Les éléments du problème

Le thème général du présent colloque, L’Organisation des Nations Unies et les nouveaux problèmes de sécurité, nous invite à faire des remarques sur l’ONU et sur ce qu’on appelle les nouveaux problèmes de sécurité. Laissant de côté l’ONU pour y revenir plus tard, nous devons au moins nous arrêter aux caractéristiques de sécurité de l’après-guerre froide.

Sécurité. Permettez-nous de donner acte brièvement du débat sur la nature de plus en plus diffuse du concept de sécurité. Bien que certains continuent d’insister pour que ce terme ne s’applique qu’aux agressions classiques dirigées contre l’intégrité territoriale, les institutions politiques et la population d’autres États, la notion de sécurité est de plus en plus vaste et comporte une plus grande variété d’aspects qui, de diverses manières, menacent les valeurs fondamentales, les institutions et les capacités de l’État et de ceux dont doivent s’occuper les organes de l’État. Donc, sans s’éterniser sur les détails, il existe maintenant un discours de plus en plus important qui inclut dans la notion de sécurité les menaces militaires, économiques, démographiques, environnementales et culturelles. Il est bien évident que les forces armées ne constituent plus le seul ou le meilleur moyen de répondre à ces menaces.

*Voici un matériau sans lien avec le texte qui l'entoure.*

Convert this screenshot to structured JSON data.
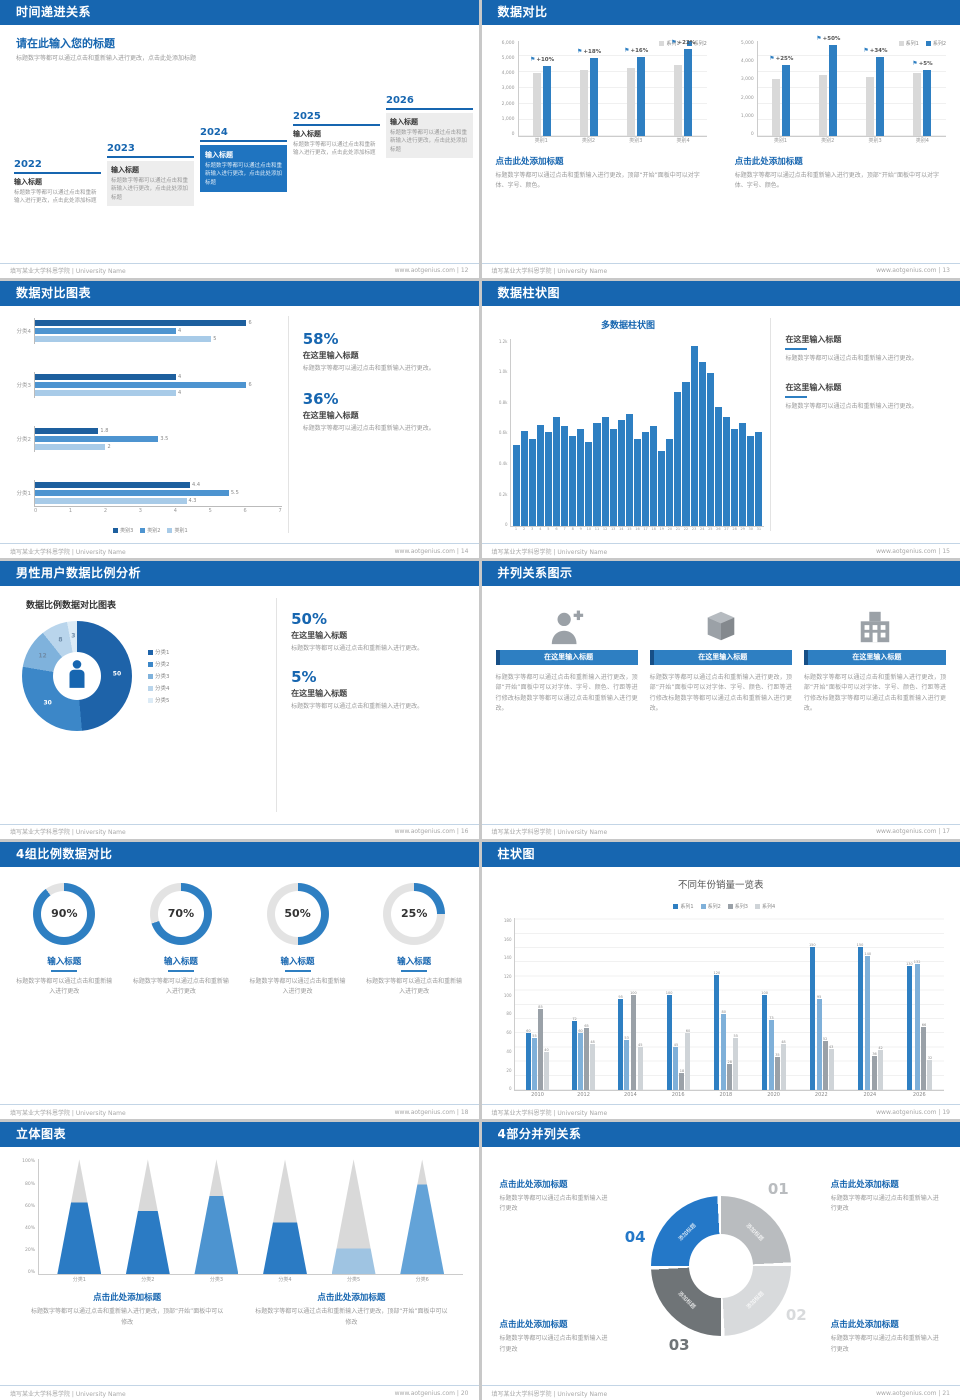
{
  "theme": {
    "header_blue": "#1766b0",
    "accent": "#2e7fc2"
  },
  "footer_left": "填写某业大学科恩学院 | University Name",
  "slides": {
    "s1": {
      "header": "时间递进关系",
      "footer_right": "www.aotgenius.com | 12",
      "title": "请在此输入您的标题",
      "subtitle": "标题数字等都可以通过点击和重新输入进行更改，点击此处添加标题",
      "steps": [
        {
          "year": "2022",
          "label": "输入标题",
          "text": "标题数字等都可以通过点击和重新输入进行更改，点击此处添加标题",
          "style": "plain"
        },
        {
          "year": "2023",
          "label": "输入标题",
          "text": "标题数字等都可以通过点击和重新输入进行更改，点击此处添加标题",
          "style": "gray"
        },
        {
          "year": "2024",
          "label": "输入标题",
          "text": "标题数字等都可以通过点击和重新输入进行更改，点击此处添加标题",
          "style": "blue"
        },
        {
          "year": "2025",
          "label": "输入标题",
          "text": "标题数字等都可以通过点击和重新输入进行更改，点击此处添加标题",
          "style": "plain"
        },
        {
          "year": "2026",
          "label": "输入标题",
          "text": "标题数字等都可以通过点击和重新输入进行更改，点击此处添加标题",
          "style": "gray"
        }
      ]
    },
    "s2": {
      "header": "数据对比",
      "footer_right": "www.aotgenius.com | 13",
      "legend": [
        "系列1",
        "系列2"
      ],
      "series_colors": [
        "#d9d9d9",
        "#2e7fc2"
      ],
      "charts": [
        {
          "type": "bar",
          "categories": [
            "类别1",
            "类别2",
            "类别3",
            "类别4"
          ],
          "yticks": [
            "6,000",
            "5,000",
            "4,000",
            "3,000",
            "2,000",
            "1,000",
            "0"
          ],
          "ymax": 6000,
          "series": [
            {
              "name": "系列1",
              "values": [
                4000,
                4150,
                4300,
                4500
              ]
            },
            {
              "name": "系列2",
              "values": [
                4400,
                4900,
                5000,
                5500
              ]
            }
          ],
          "labels": [
            "+10%",
            "+18%",
            "+16%",
            "+22%"
          ],
          "caption_title": "点击此处添加标题",
          "caption_text": "标题数字等都可以通过点击和重新输入进行更改，顶部“开始”面板中可以对字体、字号、颜色。"
        },
        {
          "type": "bar",
          "categories": [
            "类别1",
            "类别2",
            "类别3",
            "类别4"
          ],
          "yticks": [
            "5,000",
            "4,000",
            "3,000",
            "2,000",
            "1,000",
            "0"
          ],
          "ymax": 5000,
          "series": [
            {
              "name": "系列1",
              "values": [
                3000,
                3200,
                3100,
                3300
              ]
            },
            {
              "name": "系列2",
              "values": [
                3750,
                4800,
                4150,
                3450
              ]
            }
          ],
          "labels": [
            "+25%",
            "+50%",
            "+34%",
            "+5%"
          ],
          "caption_title": "点击此处添加标题",
          "caption_text": "标题数字等都可以通过点击和重新输入进行更改，顶部“开始”面板中可以对字体、字号、颜色。"
        }
      ]
    },
    "s3": {
      "header": "数据对比图表",
      "footer_right": "www.aotgenius.com | 14",
      "chart": {
        "type": "bar",
        "orientation": "horizontal",
        "groups": [
          "分类4",
          "分类3",
          "分类2",
          "分类1"
        ],
        "series_names": [
          "类别3",
          "类别2",
          "类别1"
        ],
        "colors": [
          "#1d5f9e",
          "#4d94d0",
          "#a8cbe8"
        ],
        "values": [
          [
            6,
            4,
            5
          ],
          [
            4,
            6,
            4
          ],
          [
            1.8,
            3.5,
            2
          ],
          [
            4.4,
            5.5,
            4.3
          ]
        ],
        "xticks": [
          "0",
          "1",
          "2",
          "3",
          "4",
          "5",
          "6",
          "7"
        ],
        "xmax": 7
      },
      "stats": [
        {
          "percent": "58%",
          "title": "在这里输入标题",
          "text": "标题数字等都可以通过点击和重新输入进行更改。"
        },
        {
          "percent": "36%",
          "title": "在这里输入标题",
          "text": "标题数字等都可以通过点击和重新输入进行更改。"
        }
      ]
    },
    "s4": {
      "header": "数据柱状图",
      "footer_right": "www.aotgenius.com | 15",
      "chart": {
        "type": "bar",
        "title": "多数据柱状图",
        "color": "#2e7fc2",
        "x": [
          "1",
          "2",
          "3",
          "4",
          "5",
          "6",
          "7",
          "8",
          "9",
          "10",
          "11",
          "12",
          "13",
          "14",
          "15",
          "16",
          "17",
          "18",
          "19",
          "20",
          "21",
          "22",
          "23",
          "24",
          "25",
          "26",
          "27",
          "28",
          "29",
          "30",
          "31"
        ],
        "values": [
          520,
          610,
          560,
          650,
          600,
          700,
          640,
          580,
          620,
          540,
          660,
          700,
          620,
          680,
          720,
          560,
          600,
          640,
          480,
          560,
          860,
          920,
          1150,
          1050,
          980,
          760,
          700,
          620,
          660,
          580,
          600
        ],
        "yticks": [
          "1.2k",
          "1.0k",
          "0.8k",
          "0.6k",
          "0.4k",
          "0.2k",
          "0"
        ],
        "ymax": 1200
      },
      "blocks": [
        {
          "title": "在这里输入标题",
          "text": "标题数字等都可以通过点击和重新输入进行更改。"
        },
        {
          "title": "在这里输入标题",
          "text": "标题数字等都可以通过点击和重新输入进行更改。"
        }
      ]
    },
    "s5": {
      "header": "男性用户数据比例分析",
      "footer_right": "www.aotgenius.com | 16",
      "chart": {
        "type": "pie",
        "title": "数据比例数据对比图表",
        "labels": [
          "分类1",
          "分类2",
          "分类3",
          "分类4",
          "分类5"
        ],
        "values": [
          50,
          30,
          12,
          8,
          3
        ],
        "colors": [
          "#1e63a9",
          "#3c87c8",
          "#7fb2dc",
          "#b9d5ec",
          "#dcebf6"
        ]
      },
      "stats": [
        {
          "percent": "50%",
          "title": "在这里输入标题",
          "text": "标题数字等都可以通过点击和重新输入进行更改。"
        },
        {
          "percent": "5%",
          "title": "在这里输入标题",
          "text": "标题数字等都可以通过点击和重新输入进行更改。"
        }
      ]
    },
    "s6": {
      "header": "并列关系图示",
      "footer_right": "www.aotgenius.com | 17",
      "items": [
        {
          "icon": "nurse-icon",
          "button": "在这里输入标题",
          "text": "标题数字等都可以通过点击和重新输入进行更改，顶部“开始”面板中可以对字体、字号、颜色、行距等进行修改标题数字等都可以通过点击和重新输入进行更改。"
        },
        {
          "icon": "cube-icon",
          "button": "在这里输入标题",
          "text": "标题数字等都可以通过点击和重新输入进行更改，顶部“开始”面板中可以对字体、字号、颜色、行距等进行修改标题数字等都可以通过点击和重新输入进行更改。"
        },
        {
          "icon": "building-icon",
          "button": "在这里输入标题",
          "text": "标题数字等都可以通过点击和重新输入进行更改，顶部“开始”面板中可以对字体、字号、颜色、行距等进行修改标题数字等都可以通过点击和重新输入进行更改。"
        }
      ]
    },
    "s7": {
      "header": "4组比例数据对比",
      "footer_right": "www.aotgenius.com | 18",
      "accent": "#2e7fc2",
      "items": [
        {
          "percent": 90,
          "percent_label": "90%",
          "title": "输入标题",
          "text": "标题数字等都可以通过点击和重新输入进行更改"
        },
        {
          "percent": 70,
          "percent_label": "70%",
          "title": "输入标题",
          "text": "标题数字等都可以通过点击和重新输入进行更改"
        },
        {
          "percent": 50,
          "percent_label": "50%",
          "title": "输入标题",
          "text": "标题数字等都可以通过点击和重新输入进行更改"
        },
        {
          "percent": 25,
          "percent_label": "25%",
          "title": "输入标题",
          "text": "标题数字等都可以通过点击和重新输入进行更改"
        }
      ]
    },
    "s8": {
      "header": "柱状图",
      "footer_right": "www.aotgenius.com | 19",
      "chart": {
        "type": "bar",
        "title": "不同年份销量一览表",
        "categories": [
          "2010",
          "2012",
          "2014",
          "2016",
          "2018",
          "2020",
          "2022",
          "2024",
          "2026"
        ],
        "series": [
          {
            "name": "系列1",
            "color": "#2e7fc2",
            "values": [
              60,
              72,
              95,
              100,
              120,
              100,
              150,
              150,
              130
            ]
          },
          {
            "name": "系列2",
            "color": "#7fb0d9",
            "values": [
              55,
              60,
              53,
              45,
              80,
              73,
              95,
              140,
              132
            ]
          },
          {
            "name": "系列3",
            "color": "#9aa1a8",
            "values": [
              85,
              65,
              100,
              18,
              28,
              35,
              52,
              36,
              66
            ]
          },
          {
            "name": "系列4",
            "color": "#cfd4d8",
            "values": [
              40,
              48,
              45,
              60,
              55,
              48,
              43,
              42,
              32
            ]
          }
        ],
        "yticks": [
          "180",
          "160",
          "140",
          "120",
          "100",
          "80",
          "60",
          "40",
          "20",
          "0"
        ],
        "ymax": 180
      }
    },
    "s9": {
      "header": "立体图表",
      "footer_right": "www.aotgenius.com | 20",
      "chart": {
        "type": "cone",
        "categories": [
          "分类1",
          "分类2",
          "分类3",
          "分类4",
          "分类5",
          "分类6"
        ],
        "fill_percent": [
          62,
          55,
          68,
          45,
          22,
          78
        ],
        "colors": [
          "#2b7bc4",
          "#2b7bc4",
          "#4d94d0",
          "#2b7bc4",
          "#9fc4e2",
          "#63a3d8"
        ],
        "yticks": [
          "100%",
          "80%",
          "60%",
          "40%",
          "20%",
          "0%"
        ]
      },
      "captions": [
        {
          "title": "点击此处添加标题",
          "text": "标题数字等都可以通过点击和重新输入进行更改，顶部“开始”面板中可以修改"
        },
        {
          "title": "点击此处添加标题",
          "text": "标题数字等都可以通过点击和重新输入进行更改，顶部“开始”面板中可以修改"
        }
      ]
    },
    "s10": {
      "header": "4部分并列关系",
      "footer_right": "www.aotgenius.com | 21",
      "wheel": {
        "segment_label": "添加标题",
        "segments": [
          {
            "num": "01",
            "color": "#b9bcbf"
          },
          {
            "num": "02",
            "color": "#d8dadc"
          },
          {
            "num": "03",
            "color": "#6f7477"
          },
          {
            "num": "04",
            "color": "#2478c8"
          }
        ]
      },
      "blocks": [
        {
          "title": "点击此处添加标题",
          "text": "标题数字等都可以通过点击和重新输入进行更改"
        },
        {
          "title": "点击此处添加标题",
          "text": "标题数字等都可以通过点击和重新输入进行更改"
        },
        {
          "title": "点击此处添加标题",
          "text": "标题数字等都可以通过点击和重新输入进行更改"
        },
        {
          "title": "点击此处添加标题",
          "text": "标题数字等都可以通过点击和重新输入进行更改"
        }
      ]
    }
  }
}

En poussant ce débat un peu plus loin, on peut considérer la sécurité comme étant le processus par lequel un agent responsable (en l’occurrence le gouvernement national) contrôle les entrées et les sorties par les frontières qui délimitent ses zones de responsabilité. Le mouvement des populations est géré par les autorités de l’immigration et la police frontalière; le mouvement de la technologie est géré par les inspecteurs des douanes et les délégués commerciaux; le mouvement des maladies est géré par les inspecteurs agricoles et hygiénistes et les agents d’immigration; ainsi de suite. En principe, presque tout ce qui peut traverser une frontière nationale est contrôlé, géré, inspecté et comptabilisé. Les gouvernements et leur population, sachant cela, se sentent « en sécurité » et la plupart des gouvernements deviennent ainsi membres des organes de réglementation internationaux et régionaux. En revanche, il est évident que les mouvements illicites des populations, des substances (comme la drogue), de l’argent blanchi, de la technologie, etc., sont perçus comme des menaces pour les populations, les communautés nationales, les institutions et, dans le cas de facteurs comme les microbes et les virus, les populations au sens large. Le fait que les organismes tant nationaux qu’internationaux consacrent une part considérable de leurs ressources à ces difficultés révèle, du moins en partie, la gravité de la situation. Il n’y a aucun doute que rien de tout cela ne représente une agression militaire frontalière ou interne. Or, la plupart des pays membres de l’OCDE consacrent une part de plus en plus grande de leurs efforts de renseignement à ce côté « mou » de l’équation de la sécurité. Cette vulnérabilité n’est pas moindre pour les petits États du Nord comme du Sud; en fait, à long terme, elle pourrait prendre plus d’importance que la question classique de la menace militaire.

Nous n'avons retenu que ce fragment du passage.